4) ART DIRECTION AND HUMOR
Psychonauts reviews consistently praise the art direction and the humor, which is a gratifying reflection of the priorities and strengths of the company. Tim recruited artist Scott Campbell after seeing his work at an art show. Scott’s drawings had a subtle and understated cartoony look, something never seen before in games. Scott drew hundreds of loose, 2D sketches for Psychonauts, which our modelers turned into beautiful 3D geometry.
Many factors contribute to the success of the humor in Psychonauts—the art, the animations, the voice acting and, of course, the dialog. Tim wrote most of the dialog in the game himself, but enlisted the help of Erik Wolpaw (www.OldManMurray.com) for much of the script. The collaboration between the two was so successful that it’s nearly impossible to tell which of them wrote any one of the more than 8,000 lines of dialogue.
The script was brought to life by dozens of extremely talented voice actors.

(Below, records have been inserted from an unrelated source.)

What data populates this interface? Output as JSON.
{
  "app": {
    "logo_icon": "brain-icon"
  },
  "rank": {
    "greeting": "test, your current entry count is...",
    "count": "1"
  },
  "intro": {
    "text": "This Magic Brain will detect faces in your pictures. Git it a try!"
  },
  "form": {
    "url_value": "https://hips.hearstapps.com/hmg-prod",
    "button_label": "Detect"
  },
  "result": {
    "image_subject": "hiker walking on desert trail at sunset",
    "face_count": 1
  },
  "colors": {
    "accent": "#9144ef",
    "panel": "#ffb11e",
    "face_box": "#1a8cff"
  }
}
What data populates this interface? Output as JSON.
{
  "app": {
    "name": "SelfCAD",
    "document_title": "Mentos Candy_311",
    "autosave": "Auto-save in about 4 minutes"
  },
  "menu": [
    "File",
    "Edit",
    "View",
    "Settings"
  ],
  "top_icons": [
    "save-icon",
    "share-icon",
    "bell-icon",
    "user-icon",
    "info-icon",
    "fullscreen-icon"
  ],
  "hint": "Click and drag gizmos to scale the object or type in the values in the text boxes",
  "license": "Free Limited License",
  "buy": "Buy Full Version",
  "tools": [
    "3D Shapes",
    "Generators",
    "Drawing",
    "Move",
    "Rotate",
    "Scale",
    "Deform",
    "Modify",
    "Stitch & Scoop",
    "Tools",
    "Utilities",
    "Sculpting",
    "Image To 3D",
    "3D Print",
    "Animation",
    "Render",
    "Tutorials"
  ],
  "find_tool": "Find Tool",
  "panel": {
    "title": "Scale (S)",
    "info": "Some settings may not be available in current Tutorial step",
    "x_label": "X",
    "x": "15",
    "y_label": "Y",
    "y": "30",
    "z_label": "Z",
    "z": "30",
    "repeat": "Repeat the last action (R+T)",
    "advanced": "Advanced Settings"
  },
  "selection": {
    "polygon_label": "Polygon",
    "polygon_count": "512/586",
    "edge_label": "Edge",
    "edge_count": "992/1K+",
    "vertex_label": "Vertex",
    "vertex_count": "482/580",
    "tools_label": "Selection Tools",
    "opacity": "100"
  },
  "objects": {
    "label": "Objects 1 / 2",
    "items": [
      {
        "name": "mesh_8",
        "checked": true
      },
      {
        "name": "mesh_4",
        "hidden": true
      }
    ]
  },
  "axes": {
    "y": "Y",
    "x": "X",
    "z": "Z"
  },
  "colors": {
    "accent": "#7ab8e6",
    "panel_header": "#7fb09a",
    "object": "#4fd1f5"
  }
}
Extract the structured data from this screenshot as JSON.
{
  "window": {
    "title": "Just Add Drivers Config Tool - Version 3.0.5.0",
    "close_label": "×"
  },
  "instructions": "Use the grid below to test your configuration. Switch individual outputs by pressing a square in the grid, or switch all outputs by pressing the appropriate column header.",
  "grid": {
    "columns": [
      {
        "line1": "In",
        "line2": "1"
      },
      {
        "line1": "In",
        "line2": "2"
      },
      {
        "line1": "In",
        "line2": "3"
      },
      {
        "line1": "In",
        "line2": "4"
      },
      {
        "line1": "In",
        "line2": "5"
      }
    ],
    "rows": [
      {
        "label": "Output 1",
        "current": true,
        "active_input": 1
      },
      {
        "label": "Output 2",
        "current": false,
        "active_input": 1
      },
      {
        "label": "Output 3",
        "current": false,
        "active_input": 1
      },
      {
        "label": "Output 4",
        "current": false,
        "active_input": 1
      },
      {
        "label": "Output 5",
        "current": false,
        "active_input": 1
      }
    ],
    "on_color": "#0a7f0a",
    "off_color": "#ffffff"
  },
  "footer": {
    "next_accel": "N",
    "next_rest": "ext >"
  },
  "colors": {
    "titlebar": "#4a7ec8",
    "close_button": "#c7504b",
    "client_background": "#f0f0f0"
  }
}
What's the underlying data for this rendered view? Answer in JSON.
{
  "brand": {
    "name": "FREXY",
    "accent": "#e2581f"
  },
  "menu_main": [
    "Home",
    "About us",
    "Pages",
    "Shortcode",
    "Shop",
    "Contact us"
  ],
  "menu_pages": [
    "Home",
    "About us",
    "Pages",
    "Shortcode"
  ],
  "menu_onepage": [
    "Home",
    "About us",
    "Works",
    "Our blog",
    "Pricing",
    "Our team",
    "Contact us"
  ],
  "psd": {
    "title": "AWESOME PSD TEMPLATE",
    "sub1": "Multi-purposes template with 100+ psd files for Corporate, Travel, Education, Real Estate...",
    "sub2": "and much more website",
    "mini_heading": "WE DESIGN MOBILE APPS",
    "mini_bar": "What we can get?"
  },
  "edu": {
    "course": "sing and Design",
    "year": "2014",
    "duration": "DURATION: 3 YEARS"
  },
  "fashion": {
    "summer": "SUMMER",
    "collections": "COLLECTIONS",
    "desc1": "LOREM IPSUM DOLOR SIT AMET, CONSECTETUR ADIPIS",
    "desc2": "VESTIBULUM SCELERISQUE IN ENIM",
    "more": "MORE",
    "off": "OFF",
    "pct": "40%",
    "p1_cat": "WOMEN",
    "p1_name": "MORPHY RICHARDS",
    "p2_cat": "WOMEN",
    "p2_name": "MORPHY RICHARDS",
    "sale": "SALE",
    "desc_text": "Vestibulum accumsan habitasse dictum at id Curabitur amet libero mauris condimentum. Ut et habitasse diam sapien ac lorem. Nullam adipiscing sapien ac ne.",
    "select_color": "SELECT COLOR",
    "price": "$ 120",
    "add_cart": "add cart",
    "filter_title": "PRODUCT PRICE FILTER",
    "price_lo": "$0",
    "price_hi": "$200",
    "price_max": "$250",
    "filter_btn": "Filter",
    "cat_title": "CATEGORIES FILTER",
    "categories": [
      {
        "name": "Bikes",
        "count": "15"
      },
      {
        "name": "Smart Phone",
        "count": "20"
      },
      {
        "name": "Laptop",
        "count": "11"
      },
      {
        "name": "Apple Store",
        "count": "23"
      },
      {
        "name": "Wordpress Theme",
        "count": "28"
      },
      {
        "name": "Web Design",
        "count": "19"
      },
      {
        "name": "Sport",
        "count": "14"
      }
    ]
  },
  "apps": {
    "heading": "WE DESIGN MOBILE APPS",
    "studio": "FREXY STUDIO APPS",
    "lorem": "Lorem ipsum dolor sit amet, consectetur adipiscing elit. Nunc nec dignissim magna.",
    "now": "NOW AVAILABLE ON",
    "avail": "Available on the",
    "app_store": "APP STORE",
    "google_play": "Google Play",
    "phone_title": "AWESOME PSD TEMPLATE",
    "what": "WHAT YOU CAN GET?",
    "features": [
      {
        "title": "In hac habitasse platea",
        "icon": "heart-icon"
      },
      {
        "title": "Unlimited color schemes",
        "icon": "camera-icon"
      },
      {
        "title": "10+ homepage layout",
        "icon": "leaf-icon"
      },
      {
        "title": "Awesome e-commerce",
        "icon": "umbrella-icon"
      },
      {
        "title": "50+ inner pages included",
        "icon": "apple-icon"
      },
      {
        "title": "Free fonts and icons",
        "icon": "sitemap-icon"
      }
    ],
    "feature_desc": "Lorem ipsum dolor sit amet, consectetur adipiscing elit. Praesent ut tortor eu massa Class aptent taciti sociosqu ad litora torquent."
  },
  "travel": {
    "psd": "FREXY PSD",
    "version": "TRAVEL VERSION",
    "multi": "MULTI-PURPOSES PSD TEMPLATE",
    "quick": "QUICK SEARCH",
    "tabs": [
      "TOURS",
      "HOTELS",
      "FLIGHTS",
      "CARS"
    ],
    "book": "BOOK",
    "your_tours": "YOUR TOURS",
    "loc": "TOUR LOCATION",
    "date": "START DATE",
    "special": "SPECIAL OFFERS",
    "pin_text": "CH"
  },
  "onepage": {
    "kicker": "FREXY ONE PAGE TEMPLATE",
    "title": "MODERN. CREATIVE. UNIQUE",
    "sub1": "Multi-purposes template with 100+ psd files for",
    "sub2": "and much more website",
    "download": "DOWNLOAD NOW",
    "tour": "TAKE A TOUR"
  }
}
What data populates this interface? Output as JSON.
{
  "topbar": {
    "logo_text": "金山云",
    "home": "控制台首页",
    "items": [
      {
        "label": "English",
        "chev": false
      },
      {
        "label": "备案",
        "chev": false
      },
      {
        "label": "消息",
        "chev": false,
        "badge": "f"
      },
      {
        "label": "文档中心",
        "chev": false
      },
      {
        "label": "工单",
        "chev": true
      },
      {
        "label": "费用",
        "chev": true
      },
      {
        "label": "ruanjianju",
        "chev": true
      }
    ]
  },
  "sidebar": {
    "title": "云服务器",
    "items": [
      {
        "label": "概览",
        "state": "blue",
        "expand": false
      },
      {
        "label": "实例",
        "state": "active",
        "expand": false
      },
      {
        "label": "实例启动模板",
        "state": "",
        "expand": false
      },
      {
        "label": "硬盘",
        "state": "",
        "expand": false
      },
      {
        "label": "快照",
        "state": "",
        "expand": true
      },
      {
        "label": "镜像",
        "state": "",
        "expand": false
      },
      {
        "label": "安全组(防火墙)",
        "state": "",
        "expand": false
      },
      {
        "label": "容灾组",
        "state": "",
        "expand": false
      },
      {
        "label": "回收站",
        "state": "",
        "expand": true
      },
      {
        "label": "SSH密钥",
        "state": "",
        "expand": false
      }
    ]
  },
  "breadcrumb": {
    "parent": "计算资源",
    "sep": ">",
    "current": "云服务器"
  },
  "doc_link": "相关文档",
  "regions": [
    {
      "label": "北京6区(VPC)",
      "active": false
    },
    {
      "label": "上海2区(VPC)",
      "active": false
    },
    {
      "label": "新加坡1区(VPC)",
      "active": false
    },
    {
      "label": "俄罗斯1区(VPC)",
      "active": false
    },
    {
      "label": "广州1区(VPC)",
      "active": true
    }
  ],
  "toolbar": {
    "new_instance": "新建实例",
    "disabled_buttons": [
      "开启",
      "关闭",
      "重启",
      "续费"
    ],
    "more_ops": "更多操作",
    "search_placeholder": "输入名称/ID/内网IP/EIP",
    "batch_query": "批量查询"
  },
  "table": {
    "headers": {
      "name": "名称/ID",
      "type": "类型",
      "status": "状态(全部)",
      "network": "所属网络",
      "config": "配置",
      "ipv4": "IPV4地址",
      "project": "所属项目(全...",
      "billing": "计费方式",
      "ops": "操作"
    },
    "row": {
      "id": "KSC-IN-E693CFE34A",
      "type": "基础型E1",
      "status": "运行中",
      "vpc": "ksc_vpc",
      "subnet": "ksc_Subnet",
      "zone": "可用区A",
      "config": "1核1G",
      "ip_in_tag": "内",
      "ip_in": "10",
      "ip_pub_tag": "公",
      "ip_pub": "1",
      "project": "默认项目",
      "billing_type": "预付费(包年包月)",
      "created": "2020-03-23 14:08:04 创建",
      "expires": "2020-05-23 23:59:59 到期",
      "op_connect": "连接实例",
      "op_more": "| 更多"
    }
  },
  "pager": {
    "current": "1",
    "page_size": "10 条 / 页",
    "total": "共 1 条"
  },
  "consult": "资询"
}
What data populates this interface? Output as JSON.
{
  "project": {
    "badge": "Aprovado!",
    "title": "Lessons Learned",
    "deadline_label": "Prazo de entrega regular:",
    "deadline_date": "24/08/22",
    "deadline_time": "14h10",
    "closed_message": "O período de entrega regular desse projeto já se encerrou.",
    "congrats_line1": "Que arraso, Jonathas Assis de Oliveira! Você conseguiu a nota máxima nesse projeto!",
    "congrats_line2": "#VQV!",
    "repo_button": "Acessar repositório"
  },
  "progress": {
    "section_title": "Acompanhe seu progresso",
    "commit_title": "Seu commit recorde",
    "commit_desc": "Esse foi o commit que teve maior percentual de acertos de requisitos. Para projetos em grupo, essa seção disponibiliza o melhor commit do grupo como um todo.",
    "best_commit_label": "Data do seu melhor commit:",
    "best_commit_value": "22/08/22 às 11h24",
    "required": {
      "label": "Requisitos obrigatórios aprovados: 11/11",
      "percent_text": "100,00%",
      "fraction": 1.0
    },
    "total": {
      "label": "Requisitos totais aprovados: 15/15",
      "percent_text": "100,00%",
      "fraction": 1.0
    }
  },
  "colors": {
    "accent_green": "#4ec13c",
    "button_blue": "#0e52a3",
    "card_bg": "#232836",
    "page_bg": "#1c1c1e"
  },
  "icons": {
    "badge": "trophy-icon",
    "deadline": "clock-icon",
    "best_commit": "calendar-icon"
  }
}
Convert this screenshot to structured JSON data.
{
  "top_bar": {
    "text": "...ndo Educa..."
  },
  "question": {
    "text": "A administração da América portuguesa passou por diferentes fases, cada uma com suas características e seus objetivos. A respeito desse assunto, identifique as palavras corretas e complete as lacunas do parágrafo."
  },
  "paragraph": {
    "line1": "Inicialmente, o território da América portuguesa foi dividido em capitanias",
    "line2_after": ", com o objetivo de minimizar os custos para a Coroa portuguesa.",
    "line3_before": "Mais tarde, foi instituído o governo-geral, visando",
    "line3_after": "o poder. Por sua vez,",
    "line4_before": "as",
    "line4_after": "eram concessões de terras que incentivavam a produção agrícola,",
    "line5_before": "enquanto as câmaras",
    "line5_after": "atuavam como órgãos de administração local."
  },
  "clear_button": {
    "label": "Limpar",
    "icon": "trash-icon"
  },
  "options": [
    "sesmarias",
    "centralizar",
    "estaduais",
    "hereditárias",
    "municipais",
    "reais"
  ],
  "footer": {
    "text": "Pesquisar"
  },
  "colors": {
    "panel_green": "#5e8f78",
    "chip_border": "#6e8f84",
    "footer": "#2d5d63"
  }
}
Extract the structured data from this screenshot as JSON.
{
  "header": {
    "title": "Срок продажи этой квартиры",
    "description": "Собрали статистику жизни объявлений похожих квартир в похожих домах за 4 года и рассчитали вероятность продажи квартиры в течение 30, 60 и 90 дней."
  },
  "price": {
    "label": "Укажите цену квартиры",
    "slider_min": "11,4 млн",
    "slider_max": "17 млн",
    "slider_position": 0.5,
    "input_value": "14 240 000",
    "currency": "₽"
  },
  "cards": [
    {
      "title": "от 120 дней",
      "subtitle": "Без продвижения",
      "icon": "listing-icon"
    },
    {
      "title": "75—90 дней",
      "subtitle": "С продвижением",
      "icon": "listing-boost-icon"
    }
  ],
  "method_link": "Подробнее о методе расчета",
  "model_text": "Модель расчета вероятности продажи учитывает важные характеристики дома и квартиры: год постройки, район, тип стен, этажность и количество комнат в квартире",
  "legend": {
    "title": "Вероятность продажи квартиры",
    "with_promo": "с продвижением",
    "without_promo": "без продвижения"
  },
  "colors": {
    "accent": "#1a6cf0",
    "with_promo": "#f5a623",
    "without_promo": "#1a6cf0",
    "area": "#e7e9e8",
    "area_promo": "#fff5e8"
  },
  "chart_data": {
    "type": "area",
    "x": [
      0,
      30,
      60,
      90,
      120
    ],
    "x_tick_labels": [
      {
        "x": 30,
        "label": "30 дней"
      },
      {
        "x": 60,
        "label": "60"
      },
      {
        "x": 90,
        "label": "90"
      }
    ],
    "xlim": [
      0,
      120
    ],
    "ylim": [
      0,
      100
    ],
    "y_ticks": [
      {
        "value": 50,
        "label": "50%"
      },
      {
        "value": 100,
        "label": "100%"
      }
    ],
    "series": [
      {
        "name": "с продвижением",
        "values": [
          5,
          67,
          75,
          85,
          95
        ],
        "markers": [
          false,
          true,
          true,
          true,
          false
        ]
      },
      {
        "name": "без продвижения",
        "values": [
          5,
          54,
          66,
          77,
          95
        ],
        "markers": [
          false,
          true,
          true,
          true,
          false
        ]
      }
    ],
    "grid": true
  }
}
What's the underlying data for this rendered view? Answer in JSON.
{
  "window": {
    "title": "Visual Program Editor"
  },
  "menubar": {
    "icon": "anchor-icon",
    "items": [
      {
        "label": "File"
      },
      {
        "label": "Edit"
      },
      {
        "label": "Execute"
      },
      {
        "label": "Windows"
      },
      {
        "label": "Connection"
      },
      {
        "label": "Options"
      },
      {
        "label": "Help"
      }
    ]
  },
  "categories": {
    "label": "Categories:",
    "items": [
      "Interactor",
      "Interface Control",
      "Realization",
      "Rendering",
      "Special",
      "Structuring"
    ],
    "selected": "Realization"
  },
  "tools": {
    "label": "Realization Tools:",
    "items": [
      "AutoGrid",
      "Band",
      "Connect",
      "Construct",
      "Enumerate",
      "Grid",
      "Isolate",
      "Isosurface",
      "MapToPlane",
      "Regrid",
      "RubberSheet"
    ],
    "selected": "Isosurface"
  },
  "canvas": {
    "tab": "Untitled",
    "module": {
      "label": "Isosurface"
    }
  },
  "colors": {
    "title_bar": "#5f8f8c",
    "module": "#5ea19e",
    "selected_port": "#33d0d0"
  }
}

Animators hand-crafted scores of animations for the characters, conveying the humor of the dialog in the expressiveness of their movements. It’s rewarding to read players’ reactions to the characters and dialog in online forums, some even using game characters as avatars and game quotes as signature files. To us, that means we did the art and humor right.
5) HIRING SMART: GAMEPLAY PROGRAMMERS AND THE TEST DEPARTMENT
Originally, we staffed a team of level designers to script the game events, believing the scripting burden was simply a matter of placing some triggers. We soon learned that to make the unique cinematic experiences come to life, much more scripting was required. It wasn’t long before the level designers spent entire days bogged down in Lua. Though tech-savvy, they were not programmers. The code they generated was complex, buggy, and ultimately unusable. So, eight gameplay programmers were hired to rewrite the entire Lua side of the game from scratch. Staffed with experienced industry programmers and fresh college graduates from Computer Science departments, this group was one of our most critical (and overworked) ones, contributing profoundly to the design and quality of the game.
We founded an internal test department to shift the burden of stabilization away from the development team. Due to the highly dynamic codebase and limited reuse of scripted elements, continual regression was necessary to ensure that new features did not break existing code.
The ever-increasing game size, however, made it unreasonable for us to play through the entire game to test each change prior to check-in. We needed ongoing testing with up-to-the-minute assets but had no funds with which to hire a test team in light of our cancellation.
Undeterred, we put out a call for volunteers on our web site. And they came, friends and strangers, all willing to commit unpaid hours to the Psychonauts testing cause. The immediate and lasting benefits of an internal volunteer test team were so positive that we hired a full-time test department as soon as we signed with Majesco. Though few developers house an internal test team, we never felt having one was an indulgence. The test efforts led to consistently stable builds and greatly influenced our shipping product.